Monday 29th of April 2024

& the horse you rode in on .....

& the horse you rode in on .....

The fourth horseman thundered across the financial landscape yesterday, a discreet distance behind his three compatriots, who each paid their respects last week.

While they have yet to openly portray themselves as harbingers of the Last Judgment, there's no denying each of our big four bankers are making profits of biblical proportions.

Sir Ralph Norris is an affable kind of fellow ordinarily, except when his salary is mentioned in the newspaper, and probably would take great exception to being likened to the Pale Rider, or Death, as he is known in the Book of Revelation.

But his pronouncements yesterday were delivered with an unmistakable aura of invincibility.
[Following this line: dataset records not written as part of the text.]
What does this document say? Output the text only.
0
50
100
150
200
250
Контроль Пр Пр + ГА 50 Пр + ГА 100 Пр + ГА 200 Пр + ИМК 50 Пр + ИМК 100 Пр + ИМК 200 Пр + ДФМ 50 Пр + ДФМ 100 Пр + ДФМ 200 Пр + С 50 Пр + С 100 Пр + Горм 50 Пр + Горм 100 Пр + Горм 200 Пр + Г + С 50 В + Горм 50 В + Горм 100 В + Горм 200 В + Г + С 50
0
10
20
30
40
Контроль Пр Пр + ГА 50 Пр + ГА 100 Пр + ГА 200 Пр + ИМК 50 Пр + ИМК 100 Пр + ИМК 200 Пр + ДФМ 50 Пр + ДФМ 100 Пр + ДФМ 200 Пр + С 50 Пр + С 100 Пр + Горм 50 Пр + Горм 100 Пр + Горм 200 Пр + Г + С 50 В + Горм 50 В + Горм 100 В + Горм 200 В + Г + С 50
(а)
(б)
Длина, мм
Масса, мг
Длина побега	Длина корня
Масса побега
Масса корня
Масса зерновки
Like his biblical equivalent, he is the one rider needing no weapon other than the financial juggernaut which follows in his wake.

The Commonwealth Bank reported a $1.7 billion profit for the March quarter. That would be roughly 13 weeks. That would be close to $130 million each week.

It was only a decade ago that the Commonwealth took a full year to earn profit of such magnitude, which back then was hailed as a stupendous achievement.

With a full quarter to go, CBA this year has already piled up $5 billion in profits in its vault, making it a certainty to outstrip last year's $6.1 billion bonanza.

And still, the analysts and most commentators were taken in by the usual assortment of dire warnings about a bleak future that now routinely accompany such results.